The tall Dutchman started the final day of play against Sweden's Martin Jacobson and Norwegian Felix Stephensen with a stack of 89.625 million… an advantage of at least 24 million on his closest opponent, but a series of reversals at the hands of Stephensen thrust him into third position inside the first 2 hours of play.
His bad run resulted in the chip counts changing to:
Martin Jacobson – 97,400,000
Felix Stephensen – 68,100,000
Jorryt van Hoof – 35,000,000
The second day of this all-European final table saw the three survivors again take their seats, cheered on by a boisterous crowd. Some wore illuminated Viking helmets and costumes, others bespoke T-shirts supporting their favourite player and some were holding large national flags.
At that point Van Hoof was well ahead on 89.62 million chips, trailed by Jacobson with 64.75 million, and then Stephensen on 46.1 million. All three contestants are professional poker players, although not one of them has previously achieved WSOP winner-bracelet status.
Get a feel for the atmosphere here:
Jorryt Van Hoof is out, eliminated by Martin Jacobson after most of his stack was eroded by Felix Stephensen soon after the last day of final table action started. The big Dutchman claimed the third placing prize of $3,807,753. Van Hoof spent 198 of yesterday's 244 hands in the lead but only lasted 21 hands after he became the short stack.

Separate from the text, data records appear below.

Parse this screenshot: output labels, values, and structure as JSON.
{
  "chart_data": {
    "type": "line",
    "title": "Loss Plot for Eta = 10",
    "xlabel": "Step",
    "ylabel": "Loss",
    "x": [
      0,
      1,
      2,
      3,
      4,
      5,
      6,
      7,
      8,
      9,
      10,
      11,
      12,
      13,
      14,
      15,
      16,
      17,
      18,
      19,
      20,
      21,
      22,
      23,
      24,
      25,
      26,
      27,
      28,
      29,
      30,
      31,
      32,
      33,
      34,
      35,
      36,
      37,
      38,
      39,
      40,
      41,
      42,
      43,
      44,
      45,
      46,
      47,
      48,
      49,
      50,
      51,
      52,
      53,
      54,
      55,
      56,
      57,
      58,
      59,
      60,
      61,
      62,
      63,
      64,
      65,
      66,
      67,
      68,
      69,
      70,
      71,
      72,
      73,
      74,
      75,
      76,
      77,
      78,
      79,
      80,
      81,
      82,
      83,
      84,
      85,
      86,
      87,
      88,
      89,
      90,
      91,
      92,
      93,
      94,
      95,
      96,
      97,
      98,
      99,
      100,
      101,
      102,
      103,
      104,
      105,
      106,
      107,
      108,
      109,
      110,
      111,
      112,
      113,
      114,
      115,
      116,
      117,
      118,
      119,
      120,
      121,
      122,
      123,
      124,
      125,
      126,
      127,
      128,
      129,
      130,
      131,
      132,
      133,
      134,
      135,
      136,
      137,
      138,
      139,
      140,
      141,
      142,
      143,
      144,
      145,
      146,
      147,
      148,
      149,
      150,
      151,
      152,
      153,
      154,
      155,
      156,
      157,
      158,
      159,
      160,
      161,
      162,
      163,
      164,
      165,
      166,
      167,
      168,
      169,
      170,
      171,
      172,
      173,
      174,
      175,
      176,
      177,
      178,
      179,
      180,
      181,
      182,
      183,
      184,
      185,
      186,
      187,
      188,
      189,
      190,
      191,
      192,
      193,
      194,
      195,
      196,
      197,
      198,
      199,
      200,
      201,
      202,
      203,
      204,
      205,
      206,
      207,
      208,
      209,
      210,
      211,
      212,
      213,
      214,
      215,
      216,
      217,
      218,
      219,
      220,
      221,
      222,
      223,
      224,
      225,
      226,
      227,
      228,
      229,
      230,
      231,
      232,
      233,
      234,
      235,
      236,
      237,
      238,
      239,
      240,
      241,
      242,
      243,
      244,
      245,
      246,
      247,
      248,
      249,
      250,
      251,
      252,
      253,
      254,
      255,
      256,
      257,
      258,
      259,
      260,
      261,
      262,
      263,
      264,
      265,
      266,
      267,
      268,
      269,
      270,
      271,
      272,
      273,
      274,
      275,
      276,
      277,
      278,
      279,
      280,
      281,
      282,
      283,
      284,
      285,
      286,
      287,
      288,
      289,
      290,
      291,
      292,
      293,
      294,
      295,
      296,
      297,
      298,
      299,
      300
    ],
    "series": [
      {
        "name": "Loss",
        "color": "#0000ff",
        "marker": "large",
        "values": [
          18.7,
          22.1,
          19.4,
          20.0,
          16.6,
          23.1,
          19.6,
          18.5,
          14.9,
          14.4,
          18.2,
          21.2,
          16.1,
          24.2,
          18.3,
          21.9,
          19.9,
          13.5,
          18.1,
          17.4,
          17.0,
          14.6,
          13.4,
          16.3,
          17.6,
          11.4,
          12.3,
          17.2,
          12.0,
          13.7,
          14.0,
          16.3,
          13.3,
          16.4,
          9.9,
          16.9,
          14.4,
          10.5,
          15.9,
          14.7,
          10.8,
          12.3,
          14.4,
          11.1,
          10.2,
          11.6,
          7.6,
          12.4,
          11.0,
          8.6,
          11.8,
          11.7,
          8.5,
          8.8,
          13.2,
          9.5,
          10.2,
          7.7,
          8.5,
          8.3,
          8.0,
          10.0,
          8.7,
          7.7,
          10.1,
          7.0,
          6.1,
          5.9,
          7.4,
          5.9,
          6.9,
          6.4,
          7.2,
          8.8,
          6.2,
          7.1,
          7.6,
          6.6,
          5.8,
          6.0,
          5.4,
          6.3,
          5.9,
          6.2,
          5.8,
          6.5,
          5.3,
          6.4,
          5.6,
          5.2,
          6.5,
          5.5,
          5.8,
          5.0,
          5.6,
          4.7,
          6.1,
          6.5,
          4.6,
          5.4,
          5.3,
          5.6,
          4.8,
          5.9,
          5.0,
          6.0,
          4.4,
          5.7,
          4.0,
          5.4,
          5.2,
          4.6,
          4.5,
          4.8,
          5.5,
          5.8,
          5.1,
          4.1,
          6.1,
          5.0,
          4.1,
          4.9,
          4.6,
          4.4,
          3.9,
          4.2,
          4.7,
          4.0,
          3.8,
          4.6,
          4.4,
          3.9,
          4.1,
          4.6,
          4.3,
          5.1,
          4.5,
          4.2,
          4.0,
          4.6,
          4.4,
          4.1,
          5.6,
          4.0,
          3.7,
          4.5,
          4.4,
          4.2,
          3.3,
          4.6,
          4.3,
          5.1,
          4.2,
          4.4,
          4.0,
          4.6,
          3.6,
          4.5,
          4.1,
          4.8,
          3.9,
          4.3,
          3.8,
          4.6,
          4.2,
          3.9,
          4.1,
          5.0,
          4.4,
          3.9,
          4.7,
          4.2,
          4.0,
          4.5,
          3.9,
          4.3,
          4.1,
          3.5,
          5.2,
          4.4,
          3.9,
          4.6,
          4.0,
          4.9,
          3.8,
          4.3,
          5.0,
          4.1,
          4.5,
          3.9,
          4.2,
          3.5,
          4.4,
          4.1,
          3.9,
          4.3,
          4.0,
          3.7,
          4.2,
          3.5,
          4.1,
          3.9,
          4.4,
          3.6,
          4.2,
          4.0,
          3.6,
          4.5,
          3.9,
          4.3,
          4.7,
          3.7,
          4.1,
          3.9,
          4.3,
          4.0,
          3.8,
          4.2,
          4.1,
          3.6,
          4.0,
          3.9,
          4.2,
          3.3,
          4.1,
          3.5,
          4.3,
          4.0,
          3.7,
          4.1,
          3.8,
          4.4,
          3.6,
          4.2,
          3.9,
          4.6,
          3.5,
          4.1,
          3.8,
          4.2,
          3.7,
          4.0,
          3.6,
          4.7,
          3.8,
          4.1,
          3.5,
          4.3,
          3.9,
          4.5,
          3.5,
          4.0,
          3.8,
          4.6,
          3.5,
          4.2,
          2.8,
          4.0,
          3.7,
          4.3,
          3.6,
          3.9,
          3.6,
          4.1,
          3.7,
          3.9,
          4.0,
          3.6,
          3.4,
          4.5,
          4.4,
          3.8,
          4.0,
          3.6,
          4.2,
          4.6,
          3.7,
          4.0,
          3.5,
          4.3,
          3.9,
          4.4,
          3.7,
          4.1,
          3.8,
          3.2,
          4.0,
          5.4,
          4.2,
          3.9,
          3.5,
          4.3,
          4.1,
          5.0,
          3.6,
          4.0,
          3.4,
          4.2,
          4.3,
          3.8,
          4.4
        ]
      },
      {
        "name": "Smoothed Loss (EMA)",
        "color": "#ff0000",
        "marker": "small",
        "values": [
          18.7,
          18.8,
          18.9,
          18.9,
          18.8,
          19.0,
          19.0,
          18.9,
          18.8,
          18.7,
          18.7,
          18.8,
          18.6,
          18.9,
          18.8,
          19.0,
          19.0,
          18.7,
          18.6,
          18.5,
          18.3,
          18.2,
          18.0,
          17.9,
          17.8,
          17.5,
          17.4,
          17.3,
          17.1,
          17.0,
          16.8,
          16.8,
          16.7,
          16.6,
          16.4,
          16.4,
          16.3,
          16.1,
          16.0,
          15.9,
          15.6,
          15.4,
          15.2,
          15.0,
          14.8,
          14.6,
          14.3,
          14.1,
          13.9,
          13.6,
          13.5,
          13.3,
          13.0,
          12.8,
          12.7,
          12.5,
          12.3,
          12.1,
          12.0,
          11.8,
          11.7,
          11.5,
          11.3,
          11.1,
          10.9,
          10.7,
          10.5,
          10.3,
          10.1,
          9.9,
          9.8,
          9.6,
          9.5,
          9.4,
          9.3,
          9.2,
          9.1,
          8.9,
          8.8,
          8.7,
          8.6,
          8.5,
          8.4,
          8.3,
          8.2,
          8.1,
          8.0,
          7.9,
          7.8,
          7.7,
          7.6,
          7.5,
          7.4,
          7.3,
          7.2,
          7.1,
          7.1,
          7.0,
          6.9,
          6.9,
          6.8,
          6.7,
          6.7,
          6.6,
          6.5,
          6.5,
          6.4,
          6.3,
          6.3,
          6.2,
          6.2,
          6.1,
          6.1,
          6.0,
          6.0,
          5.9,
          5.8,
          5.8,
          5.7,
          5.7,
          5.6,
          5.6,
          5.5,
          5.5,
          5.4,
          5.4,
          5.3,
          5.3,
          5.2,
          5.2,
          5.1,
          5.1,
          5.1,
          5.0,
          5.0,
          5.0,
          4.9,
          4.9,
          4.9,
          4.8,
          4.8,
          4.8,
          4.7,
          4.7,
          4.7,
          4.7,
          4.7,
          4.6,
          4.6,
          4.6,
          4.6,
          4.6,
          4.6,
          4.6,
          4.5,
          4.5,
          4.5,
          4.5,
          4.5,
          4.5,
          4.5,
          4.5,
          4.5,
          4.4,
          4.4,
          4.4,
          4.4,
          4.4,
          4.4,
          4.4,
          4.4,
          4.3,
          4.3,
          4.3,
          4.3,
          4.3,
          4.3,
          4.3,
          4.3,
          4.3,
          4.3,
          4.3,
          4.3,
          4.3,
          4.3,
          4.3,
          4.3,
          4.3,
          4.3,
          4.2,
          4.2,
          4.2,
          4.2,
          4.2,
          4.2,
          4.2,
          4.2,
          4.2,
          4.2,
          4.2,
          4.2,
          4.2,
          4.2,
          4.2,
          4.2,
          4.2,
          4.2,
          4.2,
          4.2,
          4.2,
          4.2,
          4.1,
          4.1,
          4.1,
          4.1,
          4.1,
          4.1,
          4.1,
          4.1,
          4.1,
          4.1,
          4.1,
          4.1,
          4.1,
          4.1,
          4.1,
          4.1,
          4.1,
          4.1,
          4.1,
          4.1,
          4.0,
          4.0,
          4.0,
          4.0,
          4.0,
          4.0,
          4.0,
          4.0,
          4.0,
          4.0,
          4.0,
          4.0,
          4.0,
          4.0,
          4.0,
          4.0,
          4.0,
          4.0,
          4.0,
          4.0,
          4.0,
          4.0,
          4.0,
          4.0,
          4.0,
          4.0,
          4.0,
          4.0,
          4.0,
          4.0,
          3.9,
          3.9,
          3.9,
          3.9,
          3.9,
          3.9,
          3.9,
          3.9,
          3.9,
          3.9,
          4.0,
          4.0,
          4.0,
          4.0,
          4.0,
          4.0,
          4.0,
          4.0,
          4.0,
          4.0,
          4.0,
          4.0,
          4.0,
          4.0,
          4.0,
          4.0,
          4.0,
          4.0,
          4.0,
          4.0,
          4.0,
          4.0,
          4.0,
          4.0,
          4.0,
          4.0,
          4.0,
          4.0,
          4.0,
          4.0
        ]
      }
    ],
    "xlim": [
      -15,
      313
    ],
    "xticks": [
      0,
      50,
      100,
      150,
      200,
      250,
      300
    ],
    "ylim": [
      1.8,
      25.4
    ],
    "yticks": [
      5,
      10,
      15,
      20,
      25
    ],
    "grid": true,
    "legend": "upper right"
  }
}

Martin Jacobson is the winner of this year's World Series of Poker main event, and takes home $10 million and the prestige of a world champion's gold and diamond bracelet.
At 9.48 pm Vegas-time Tuesday the Swedish pro finally took down his Norwegian heads up opponent Felix Stephensen to the delight of a large band of family and supporters.
It was the culmination of a final table that lasted a total of just 16 hours spread over two days, with Stephensen busting in second place for $5,145,968.
Remarkably for a professional who is already widely respected with high career earnings, it was Jacobson's first major tournament win.